Importantly, aged-care providers only receive funding from the government when rooms are occupied, so for them occupancy rates are crucial.
Government funding by way of subsidies and supplements is determined by an assessment of each resident’s ongoing care needs.
This agreement between the government and the aged care facilities is known as the ACFI (Aged Care Funding Instrument) with facilities paid up to $255.72 a day ($93,338 per year) for each high-care resident, up to $149.87 a day ($93,703 per year) for each medium-care resident and $64.01 a day ($23,364 per year) for each low-care resident.
All residents pay $52.25 a day for a room, which is 85 per cent of the full daily age pension.
They are also asked to contribute to the cost of their care by paying a means-tested care fee; residents are assessed by Centrelink based upon their assets and income to see how much they will pay, with an annual cap of $28,087 and a lifetime cap of $67,410.
Any means-tested care fee paid by a resident is deducted from the government funding for the resident. In the end, the government ends up paying for the vast majority of aged care.

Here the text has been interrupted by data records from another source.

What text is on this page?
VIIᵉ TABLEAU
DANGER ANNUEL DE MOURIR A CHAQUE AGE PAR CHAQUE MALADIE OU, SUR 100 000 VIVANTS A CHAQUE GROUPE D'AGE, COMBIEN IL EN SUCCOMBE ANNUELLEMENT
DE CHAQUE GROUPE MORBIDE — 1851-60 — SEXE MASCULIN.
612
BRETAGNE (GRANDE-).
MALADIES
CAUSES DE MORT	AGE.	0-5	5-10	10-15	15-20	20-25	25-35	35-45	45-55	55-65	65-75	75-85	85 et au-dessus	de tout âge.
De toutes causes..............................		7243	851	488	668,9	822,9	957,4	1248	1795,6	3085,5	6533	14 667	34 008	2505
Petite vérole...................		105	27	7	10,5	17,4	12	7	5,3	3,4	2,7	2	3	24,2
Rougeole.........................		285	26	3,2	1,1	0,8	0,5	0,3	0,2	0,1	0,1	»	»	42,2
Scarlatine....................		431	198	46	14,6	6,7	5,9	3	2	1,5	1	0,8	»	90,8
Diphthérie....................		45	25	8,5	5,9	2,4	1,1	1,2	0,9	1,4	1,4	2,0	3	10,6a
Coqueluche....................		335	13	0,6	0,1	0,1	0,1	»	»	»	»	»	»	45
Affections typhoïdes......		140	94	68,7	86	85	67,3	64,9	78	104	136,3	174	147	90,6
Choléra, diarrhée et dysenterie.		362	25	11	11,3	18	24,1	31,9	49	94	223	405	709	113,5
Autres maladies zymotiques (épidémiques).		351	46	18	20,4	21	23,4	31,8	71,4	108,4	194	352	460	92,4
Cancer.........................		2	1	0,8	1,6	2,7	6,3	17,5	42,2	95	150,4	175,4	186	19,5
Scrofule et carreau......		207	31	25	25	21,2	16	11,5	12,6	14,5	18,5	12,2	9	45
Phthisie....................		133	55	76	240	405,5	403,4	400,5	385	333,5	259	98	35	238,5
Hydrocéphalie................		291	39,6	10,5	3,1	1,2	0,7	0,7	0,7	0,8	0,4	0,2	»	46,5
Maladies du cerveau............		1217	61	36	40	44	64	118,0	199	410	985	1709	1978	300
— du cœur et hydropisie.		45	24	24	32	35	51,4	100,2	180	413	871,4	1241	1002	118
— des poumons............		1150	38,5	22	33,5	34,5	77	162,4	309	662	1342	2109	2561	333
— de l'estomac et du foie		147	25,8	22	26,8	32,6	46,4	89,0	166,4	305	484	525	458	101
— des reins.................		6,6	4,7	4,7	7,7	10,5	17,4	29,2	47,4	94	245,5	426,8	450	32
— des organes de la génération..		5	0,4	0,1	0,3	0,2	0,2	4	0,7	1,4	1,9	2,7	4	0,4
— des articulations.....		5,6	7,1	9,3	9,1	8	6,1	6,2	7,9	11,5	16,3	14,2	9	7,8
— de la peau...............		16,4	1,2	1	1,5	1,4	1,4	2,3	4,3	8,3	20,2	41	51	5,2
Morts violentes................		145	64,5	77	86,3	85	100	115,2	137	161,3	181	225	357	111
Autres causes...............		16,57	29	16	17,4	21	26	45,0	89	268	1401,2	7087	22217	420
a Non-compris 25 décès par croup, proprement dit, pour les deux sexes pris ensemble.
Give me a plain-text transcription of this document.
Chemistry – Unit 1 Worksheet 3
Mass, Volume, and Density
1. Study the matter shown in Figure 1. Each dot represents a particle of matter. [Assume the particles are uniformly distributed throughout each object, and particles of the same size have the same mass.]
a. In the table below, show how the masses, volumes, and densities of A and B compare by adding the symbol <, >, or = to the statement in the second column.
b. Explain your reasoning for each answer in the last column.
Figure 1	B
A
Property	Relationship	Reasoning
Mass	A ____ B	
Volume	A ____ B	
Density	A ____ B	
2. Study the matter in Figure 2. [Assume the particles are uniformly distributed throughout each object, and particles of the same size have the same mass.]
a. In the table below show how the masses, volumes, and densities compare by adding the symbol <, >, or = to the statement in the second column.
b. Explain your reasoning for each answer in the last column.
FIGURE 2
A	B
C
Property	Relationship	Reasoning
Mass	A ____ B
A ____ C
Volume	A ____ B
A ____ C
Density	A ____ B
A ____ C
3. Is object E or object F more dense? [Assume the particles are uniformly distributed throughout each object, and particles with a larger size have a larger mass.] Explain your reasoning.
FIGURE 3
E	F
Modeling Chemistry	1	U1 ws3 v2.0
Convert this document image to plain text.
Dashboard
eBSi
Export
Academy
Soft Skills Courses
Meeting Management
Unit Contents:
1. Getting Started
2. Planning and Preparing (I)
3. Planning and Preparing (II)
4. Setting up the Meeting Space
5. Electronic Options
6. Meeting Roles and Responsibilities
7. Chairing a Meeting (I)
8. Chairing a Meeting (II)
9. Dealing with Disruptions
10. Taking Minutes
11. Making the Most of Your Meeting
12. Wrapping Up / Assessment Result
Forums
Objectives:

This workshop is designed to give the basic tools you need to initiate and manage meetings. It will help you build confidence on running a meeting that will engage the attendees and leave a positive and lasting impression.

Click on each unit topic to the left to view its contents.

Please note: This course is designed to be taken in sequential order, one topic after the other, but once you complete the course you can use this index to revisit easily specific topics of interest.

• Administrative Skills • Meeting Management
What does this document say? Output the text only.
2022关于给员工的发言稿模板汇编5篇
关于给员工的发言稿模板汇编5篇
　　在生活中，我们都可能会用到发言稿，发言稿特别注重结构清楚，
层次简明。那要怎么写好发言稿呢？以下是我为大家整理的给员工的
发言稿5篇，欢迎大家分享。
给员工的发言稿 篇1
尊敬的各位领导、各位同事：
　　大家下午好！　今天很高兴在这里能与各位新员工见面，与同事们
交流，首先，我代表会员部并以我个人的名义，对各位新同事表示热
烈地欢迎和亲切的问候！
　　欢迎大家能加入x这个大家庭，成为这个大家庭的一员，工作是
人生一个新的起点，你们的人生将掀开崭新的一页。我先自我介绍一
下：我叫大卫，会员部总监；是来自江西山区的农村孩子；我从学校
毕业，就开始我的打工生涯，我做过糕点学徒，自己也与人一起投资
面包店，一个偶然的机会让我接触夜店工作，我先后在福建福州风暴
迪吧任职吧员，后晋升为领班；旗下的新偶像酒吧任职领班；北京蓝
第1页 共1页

Aged-care providers receive nothing for empty beds, so they are desperate to fill them. Like other businesses, aged-care providers are adapting, and many are now willing do deals to fill beds.
Earlier this month we found rooms for a husband and wife for a total RAD of $675,000. A year ago this would have paid the RAD for one person. Other groups are offering DAP-free periods.
Daily Accommodation Payments (DAPs) are another way of paying for aged care, where residents pay a daily fee instead of paying a lump sum RAD when they move into aged care. There is a noticeable trend towards residents electing to pay DAPS rather than RADS. Aged Care providers, particularly those that are growing, much prefer RADs than DAPS.
In addition to falling RADs, another thing in the residents’ favour occurred on 1 July, when the aged-care interest rate — otherwise known as the Maximum Permissible Interest Rate (MPIR) — reduced from 4.89 per cent to 4.10 per cent. The MPIR is reassessed every quarter based upon movements in bank bill interest rates. After hitting a high of 11.75 per cent in September 2008, it has been drifting down ever since.
The MPIR is the current interest rate used to calculate Daily Accommodation Payments (DAPs). A resident who entered permanent aged care before June 30 who agreed to pay a DAP instead of a RAD of $750,000 is paying $100.48 a day ($36,675 per year). A resident who entering permanent aged care after June 30 is paying DAP of $84.25 a day ($30,750 per year). So the cut in the MPIR means a saving of $5925 per year.
John Rawling is an aged-care consultant at Joseph Palmer & Sons.